If you know me, you know that I am an unrepentant bibliophile of the highest order. You’ll also discover quickly that I freely recommend books to friends (and the odd stranger) across genres and generations. Yes, my wife and I even attained the recovering English major’s dream of launching a book club. All of this should be roughly as surprising as rain in April. “A wannabe writer who reads all the time? Gasp!”

Of the mountain of paper and ink (or e-ink—no hate for the Kindle here) that passes my eyes each year, novels make up a healthy proportion. I thoroughly enjoy well-wrought nonfiction on almost any subject, but the best fiction brings me back time and again. I seldom re-read nonfiction; good novels, like last night’s lasagna, are always better the next time around.

Why? The best fiction is true even in the made-up details—novels, short stories, and poetry plumb the depths of thought and  experience, giving them voice, teaching, reading you back. Aristotle said that poetry (a broader term then than now—we get our word “poem” from the Greek “ποιέμα”, which means “workmanship”) was better than either history or philosophy alone because it could articulate a principle (like philosophy) by showing an example of how it is lived out (like history).

In a previous job for a small (now-defunct) magazine, I reviewed lots of books, but didn’t have the opportunity to review works of fiction there. Our readers expected recommendations to equip them for preaching and ministry, making literature a low priority. Taste was also a consideration, as the quality of such works is somewhat “in the eye of the beholder” and it can take decades for the cream of a generation’s literary crop to rise.

I made an exception for a collection of books from one author because 1) her work has been widely read and influential in Christian circles in recent years, 2) I find these books excellent and I would recommend them (and have) to friends, and 3) to illustrate the power of story to teach, both truth and error.

Marilynne Robinson published her first novel, Housekeeping, in 1980, and has written numerous essays and articles through the years while teaching at various colleges, most recently at the Iowa Writer’s Workshop at the University of Iowa. In 2004, she published Gilead, a unique work bringing together historical and theological threads through the lens of family and community.

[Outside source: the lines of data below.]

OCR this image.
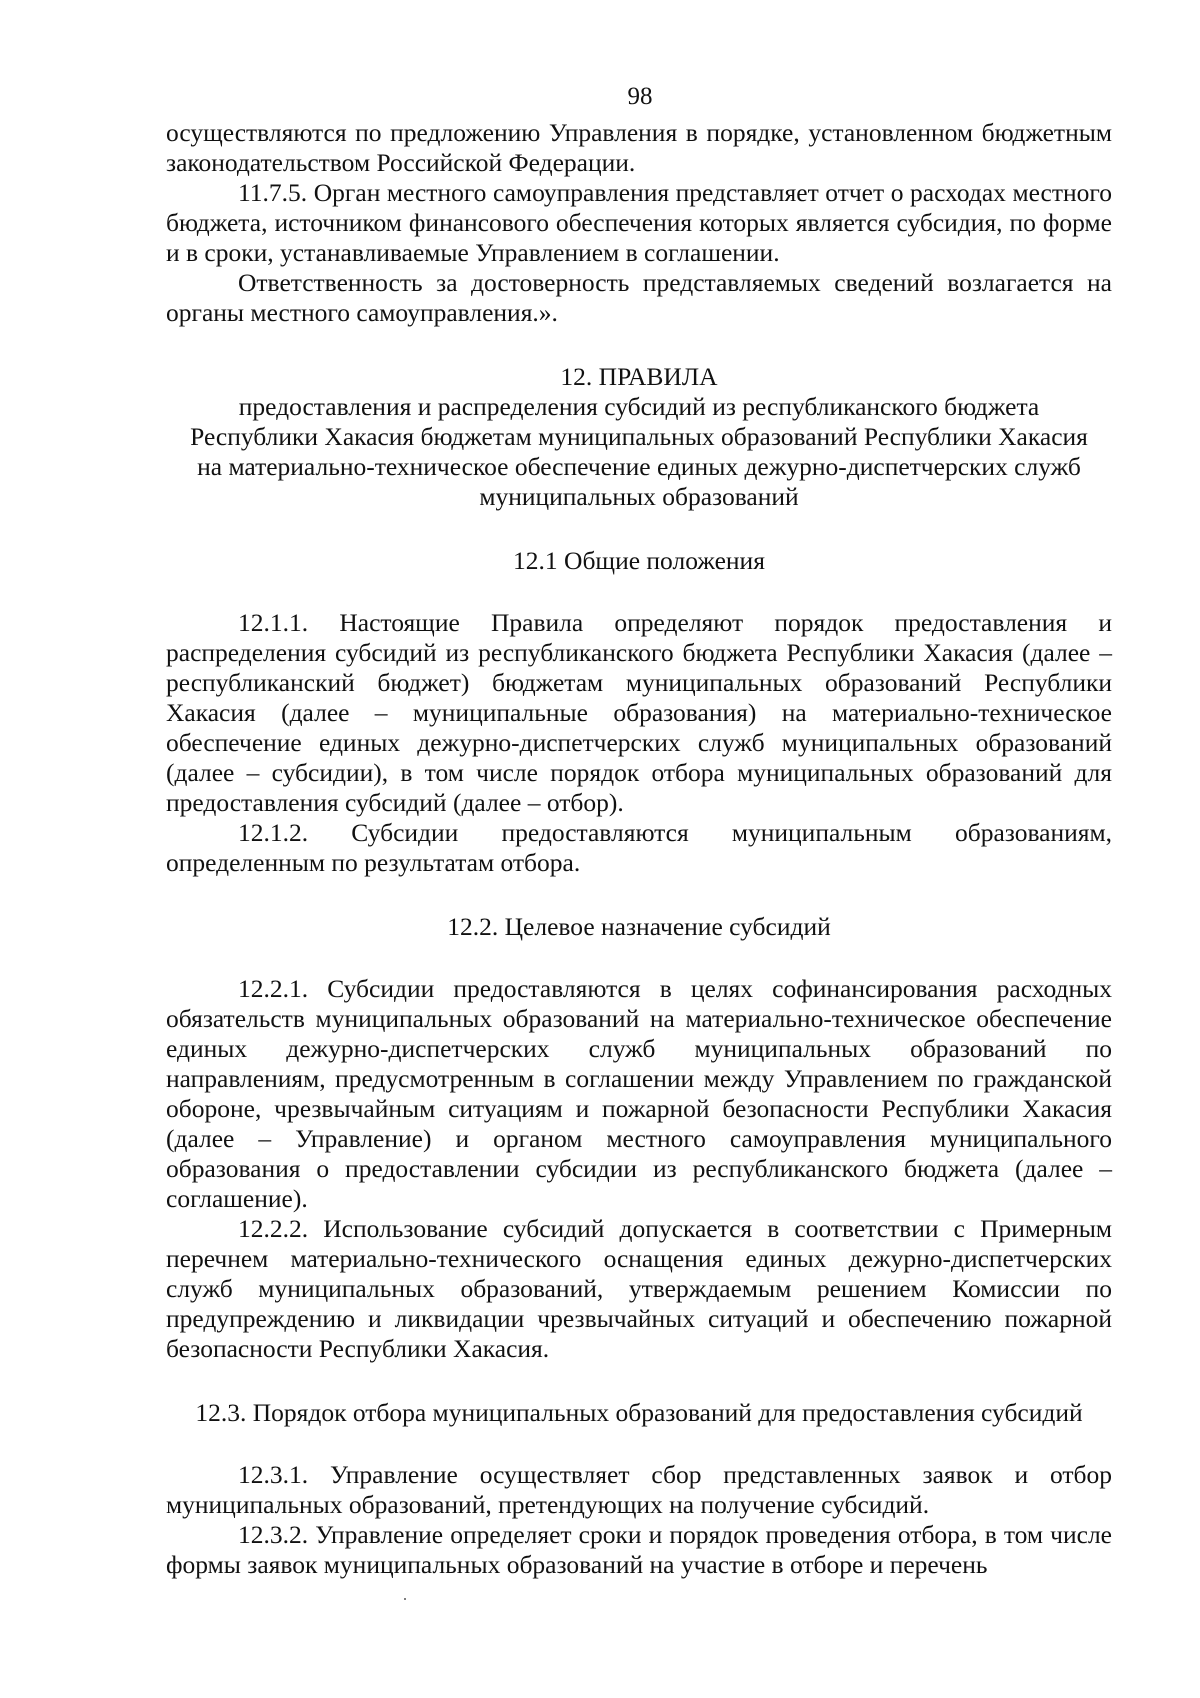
98

осуществляются по предложению Управления в порядке, установленном бюджетным законодательством Российской Федерации.

11.7.5. Орган местного самоуправления представляет отчет о расходах местного бюджета, источником финансового обеспечения которых является субсидия, по форме и в сроки, устанавливаемые Управлением в соглашении.

Ответственность за достоверность представляемых сведений возлагается на органы местного самоуправления.».

12. ПРАВИЛА

предоставления и распределения субсидий из республиканского бюджета

Республики Хакасия бюджетам муниципальных образований Республики Хакасия

на материально-техническое обеспечение единых дежурно-диспетчерских служб

муниципальных образований

12.1 Общие положения

12.1.1. Настоящие Правила определяют порядок предоставления и распределения субсидий из республиканского бюджета Республики Хакасия (далее – республиканский бюджет) бюджетам муниципальных образований Республики Хакасия (далее – муниципальные образования) на материально-техническое обеспечение единых дежурно-диспетчерских служб муниципальных образований (далее – субсидии), в том числе порядок отбора муниципальных образований для предоставления субсидий (далее – отбор).

12.1.2. Субсидии предоставляются муниципальным образованиям, определенным по результатам отбора.

12.2. Целевое назначение субсидий

12.2.1. Субсидии предоставляются в целях софинансирования расходных обязательств муниципальных образований на материально-техническое обеспечение единых дежурно-диспетчерских служб муниципальных образований по направлениям, предусмотренным в соглашении между Управлением по гражданской обороне, чрезвычайным ситуациям и пожарной безопасности Республики Хакасия (далее – Управление) и органом местного самоуправления муниципального образования о предоставлении субсидии из республиканского бюджета (далее – соглашение).

12.2.2. Использование субсидий допускается в соответствии с Примерным перечнем материально-технического оснащения единых дежурно-диспетчерских служб муниципальных образований, утверждаемым решением Комиссии по предупреждению и ликвидации чрезвычайных ситуаций и обеспечению пожарной безопасности Республики Хакасия.

12.3. Порядок отбора муниципальных образований для предоставления субсидий

12.3.1. Управление осуществляет сбор представленных заявок и отбор муниципальных образований, претендующих на получение субсидий.

12.3.2. Управление определяет сроки и порядок проведения отбора, в том числе формы заявок муниципальных образований на участие в отборе и перечень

It is narrated from the perspective of an aging Congregationalist pastor (John Ames) in a small Iowa town writing a lengthy letter to prepare his young son for life in his anticipated absence.

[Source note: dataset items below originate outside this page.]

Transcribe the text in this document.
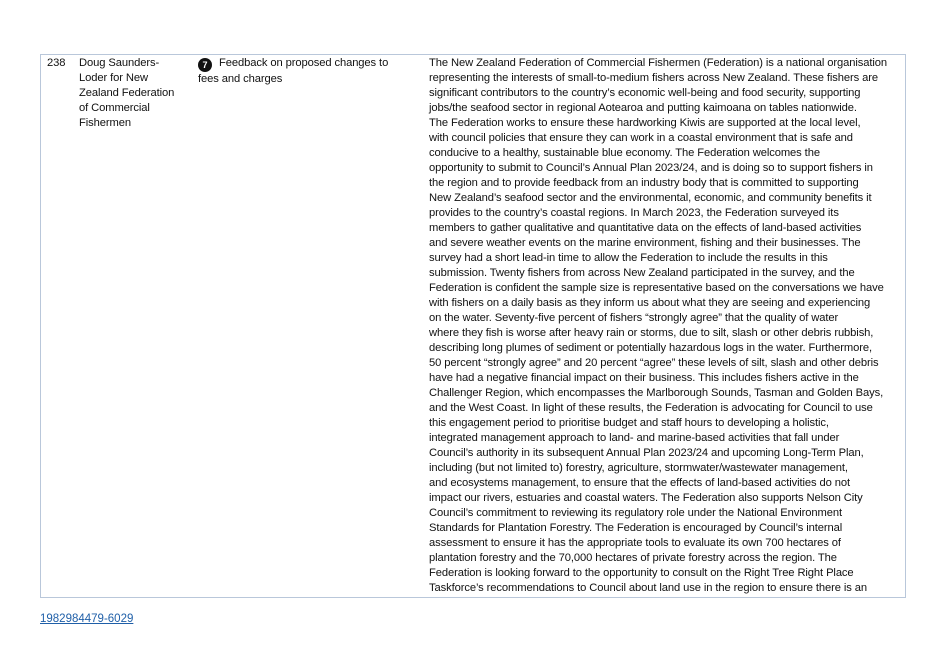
238	Doug Saunders-
Loder for New
Zealand Federation
of Commercial
Fishermen
7 Feedback on proposed changes to
fees and charges
The New Zealand Federation of Commercial Fishermen (Federation) is a national organisation
representing the interests of small-to-medium fishers across New Zealand. These fishers are
significant contributors to the country’s economic well-being and food security, supporting
jobs/the seafood sector in regional Aotearoa and putting kaimoana on tables nationwide.
The Federation works to ensure these hardworking Kiwis are supported at the local level,
with council policies that ensure they can work in a coastal environment that is safe and
conducive to a healthy, sustainable blue economy. The Federation welcomes the
opportunity to submit to Council’s Annual Plan 2023/24, and is doing so to support fishers in
the region and to provide feedback from an industry body that is committed to supporting
New Zealand’s seafood sector and the environmental, economic, and community benefits it
provides to the country’s coastal regions. In March 2023, the Federation surveyed its
members to gather qualitative and quantitative data on the effects of land-based activities
and severe weather events on the marine environment, fishing and their businesses. The
survey had a short lead-in time to allow the Federation to include the results in this
submission. Twenty fishers from across New Zealand participated in the survey, and the
Federation is confident the sample size is representative based on the conversations we have
with fishers on a daily basis as they inform us about what they are seeing and experiencing
on the water. Seventy-five percent of fishers “strongly agree” that the quality of water
where they fish is worse after heavy rain or storms, due to silt, slash or other debris rubbish,
describing long plumes of sediment or potentially hazardous logs in the water. Furthermore,
50 percent “strongly agree” and 20 percent “agree” these levels of silt, slash and other debris
have had a negative financial impact on their business. This includes fishers active in the
Challenger Region, which encompasses the Marlborough Sounds, Tasman and Golden Bays,
and the West Coast. In light of these results, the Federation is advocating for Council to use
this engagement period to prioritise budget and staff hours to developing a holistic,
integrated management approach to land- and marine-based activities that fall under
Council’s authority in its subsequent Annual Plan 2023/24 and upcoming Long-Term Plan,
including (but not limited to) forestry, agriculture, stormwater/wastewater management,
and ecosystems management, to ensure that the effects of land-based activities do not
impact our rivers, estuaries and coastal waters. The Federation also supports Nelson City
Council’s commitment to reviewing its regulatory role under the National Environment
Standards for Plantation Forestry. The Federation is encouraged by Council’s internal
assessment to ensure it has the appropriate tools to evaluate its own 700 hectares of
plantation forestry and the 70,000 hectares of private forestry across the region. The
Federation is looking forward to the opportunity to consult on the Right Tree Right Place
Taskforce’s recommendations to Council about land use in the region to ensure there is an
1982984479-6029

Gilead found much success, winning the Pulitzer prize, and Robinson has followed it up with two other novels. Home (2008) covers much of the same ground as Gilead (with events taking place concurrently in both stories), though told in a traditional third-person narration focusing on the family of Ames’ lifelong friend, Presbyterian pastor Robert Boughton. Lila (2014) tells the backstory of the woman who quite unexpectedly burst into Ames’ life and became his wife (as related in Gilead).

This trilogy of works stands out among modern American fiction in that it is overtly and thoroughly Christian (in themes, tone, and phrasing) while finding a firm foothold in the mainstream literary world. Robinson’s work is unabashedly metaphysical, framing the characters and the story in Scripture, theological reflection, and spiritual realities.

Taken as a whole, the Gilead trilogy represents some of the finest American literary work in more than a generation. Gilead and Home together have become two of my favorite novels, the kind of works one returns to year after year with fresh eyes. The vagaries of parenting, personality, and the difficulties of fleshing out an intellectually understood faith underscore these quietly beautiful stories, and their piercing phrases of recognition move me to reflect on my own life choices and family in new ways.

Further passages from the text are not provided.